A TALE OF TWO CITIES
Grand Theatre, Wolverhampton, Thursday 20th October, 2016
Mike Poulton’s masterful adaptation of Charles Dickens’s classic cracks along at a fair pace, distilling the novel into a couple of hours’ traffic on the stage. It’s a powerful piece of storytelling. Domestic scenes are interspersed with vignettes of violence as the mob takes over Paris and wreaks vengeance on the aristocracy. The French Revolution is the backdrop and the antagonist in this story of love and sacrifice.
Jacob Ifan is Charles Darnay who, despite having renounced his inherited title, finds himself in shtuck with the French tribunal. Ifan is handsome and reserved – except when he is talking politics and then the character’s passion comes to the fore. By contrast, Joseph Timms’s Sydney Carton is a livelier presence, a spirited nihilist whose swagger only serves to advertise his lack of self-esteem. Timms is charismatic, commanding our attention. Carton boxes clever to save Darnay’s neck on more than one occasion. (Carton…boxes…? Suit yourself!)

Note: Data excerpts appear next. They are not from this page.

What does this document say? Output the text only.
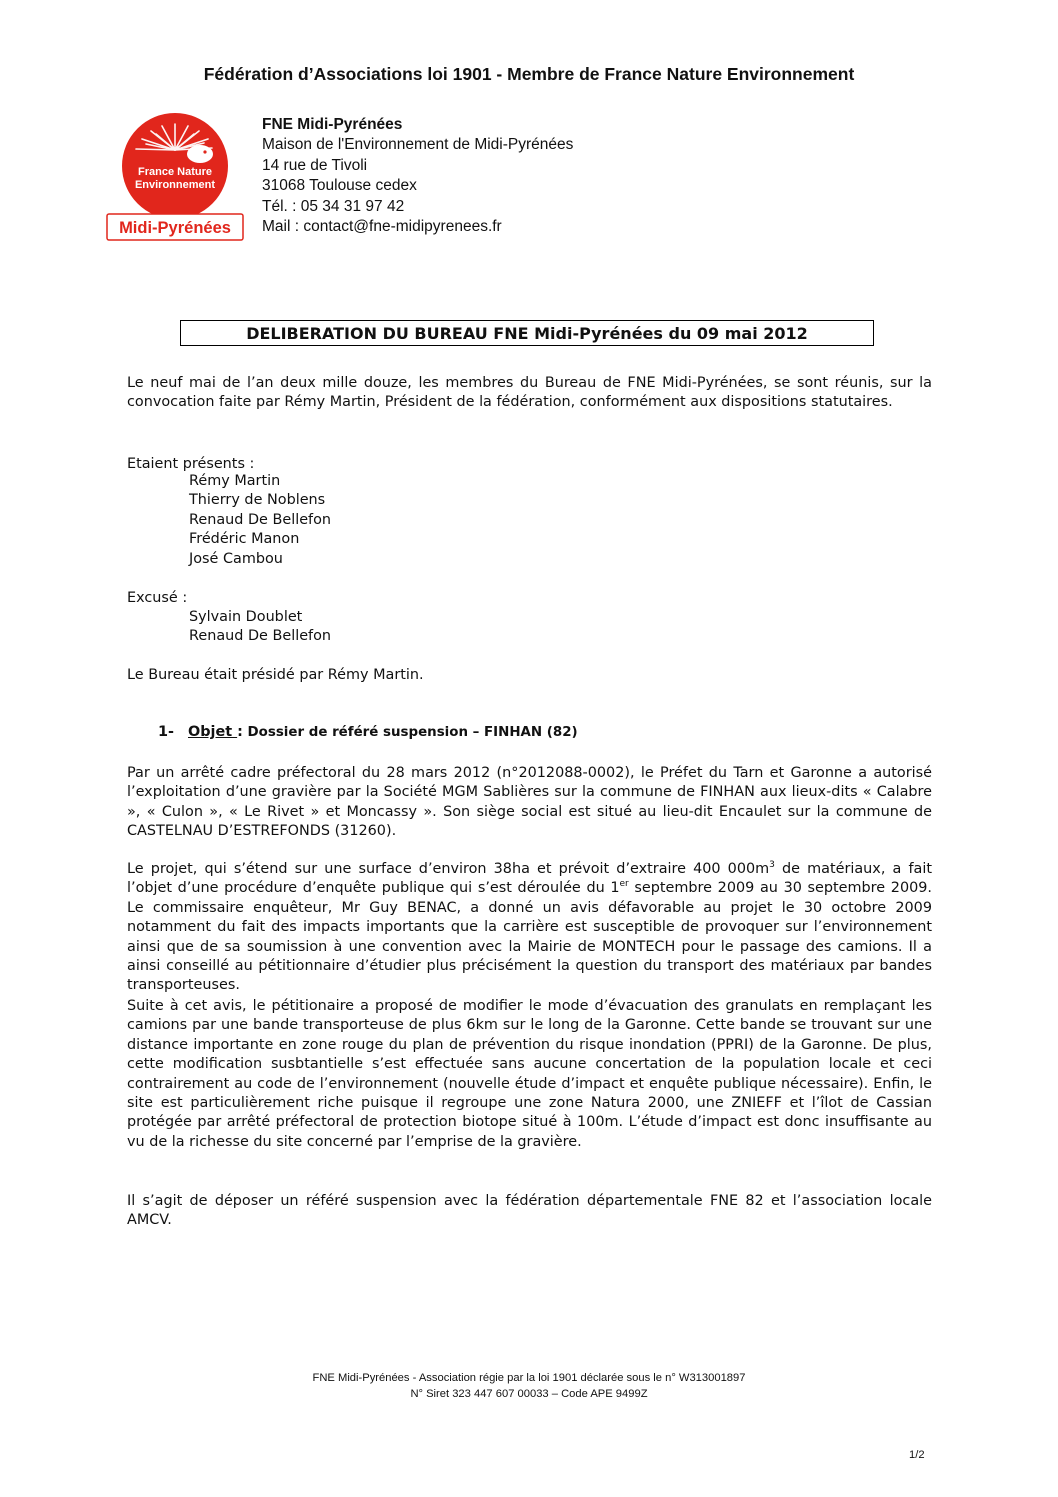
Fédération d’Associations loi 1901 - Membre de France Nature Environnement
France Nature
Environnement
Midi-Pyrénées
FNE Midi-Pyrénées
Maison de l'Environnement de Midi-Pyrénées
14 rue de Tivoli
31068 Toulouse cedex
Tél. : 05 34 31 97 42
Mail : contact@fne-midipyrenees.fr
DELIBERATION DU BUREAU FNE Midi-Pyrénées du 09 mai 2012
Le neuf mai de l’an deux mille douze, les membres du Bureau de FNE Midi-Pyrénées, se sont réunis, sur la convocation faite par Rémy Martin, Président de la fédération, conformément aux dispositions statutaires.
Etaient présents :
Rémy Martin
Thierry de Noblens
Renaud De Bellefon
Frédéric Manon
José Cambou
Excusé :
Sylvain Doublet
Renaud De Bellefon
Le Bureau était présidé par Rémy Martin.
1- Objet : Dossier de référé suspension – FINHAN (82)
Par un arrêté cadre préfectoral du 28 mars 2012 (n°2012088-0002), le Préfet du Tarn et Garonne a autorisé l’exploitation d’une gravière par la Société MGM Sablières sur la commune de FINHAN aux lieux-dits « Calabre », « Culon », « Le Rivet » et Moncassy ». Son siège social est situé au lieu-dit Encaulet sur la commune de CASTELNAU D’ESTREFONDS (31260).
Le projet, qui s’étend sur une surface d’environ 38ha et prévoit d’extraire 400 $000m^3$ de matériaux, a fait l’objet d’une procédure d’enquête publique qui s’est déroulée du 1er septembre 2009 au 30 septembre 2009. Le commissaire enquêteur, Mr Guy BENAC, a donné un avis défavorable au projet le 30 octobre 2009 notamment du fait des impacts importants que la carrière est susceptible de provoquer sur l’environnement ainsi que de sa soumission à une convention avec la Mairie de MONTECH pour le passage des camions. Il a ainsi conseillé au pétitionnaire d’étudier plus précisément la question du transport des matériaux par bandes transporteuses.
Suite à cet avis, le pétitionaire a proposé de modifier le mode d’évacuation des granulats en remplaçant les camions par une bande transporteuse de plus 6km sur le long de la Garonne. Cette bande se trouvant sur une distance importante en zone rouge du plan de prévention du risque inondation (PPRI) de la Garonne. De plus, cette modification susbtantielle s’est effectuée sans aucune concertation de la population locale et ceci contrairement au code de l’environnement (nouvelle étude d’impact et enquête publique nécessaire). Enfin, le site est particulièrement riche puisque il regroupe une zone Natura 2000, une ZNIEFF et l’îlot de Cassian protégée par arrêté préfectoral de protection biotope situé à 100m. L’étude d’impact est donc insuffisante au vu de la richesse du site concerné par l’emprise de la gravière.
Il s’agit de déposer un référé suspension avec la fédération départementale FNE 82 et l’association locale AMCV.
FNE Midi-Pyrénées - Association régie par la loi 1901 déclarée sous le n° W313001897
N° Siret 323 447 607 00033 – Code APE 9499Z
1/2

Both men are in love with Lucie Manette (an elegantly emotional Shanaya Rafaat) – and external events conspire to bring the triangle to a devastating denouement.
There is sterling support from Patrick Romer as Dr Manette, Michael Garner as faithful Mr Lorry, and Jonathan Dryden Taylor amuses as servant/bodyguard Jerry, while Harry Attwell makes an impression as Stryver The ensemble is afforded many chances for some character cameos: Sue Wallace’s Pamela Keating and Rebecca Birch’s Jenny Herring stick in the mind – Dickens certainly knew how to give voice to the lower orders. Villain of the piece, Madame Defarge (Noa Bodner) personifies the kind of thinking that urges Brexit voting idiots to denounce all opposition as traitors. The red of her skirt is a rare splash of colour in Ruth Hall’s muted costume palette, suggesting the bloodshed of those terrible times.
Mike Britton’s set evokes the Ancien Régime in decline, and Paul Keogan’s lighting intensifies the drama, contrasting dimness with moments of sharpness. James Dacre directs, using contrasts for clarity and building a sense of a world in turmoil encroaching on individual lives. The treatment of the poor – as typified here by Christopher Hunter’s cruel marquis – is facing resurgence in Britain today as the ruling classes demonise those less fortunate. The shadow of the guillotine looms large in this story – perhaps we are overdue our own revolution.
To cap it all, Rachel Portman’s original score is striking, stirring, melancholic and tragic.
It all adds up to an excellent evening, an absorbing, gripping and moving production of which the Royal & Derngate in Northampton and the Touring Consortium Theatre Company should be very proud.
Great stuff and – if I might use the term – well executed!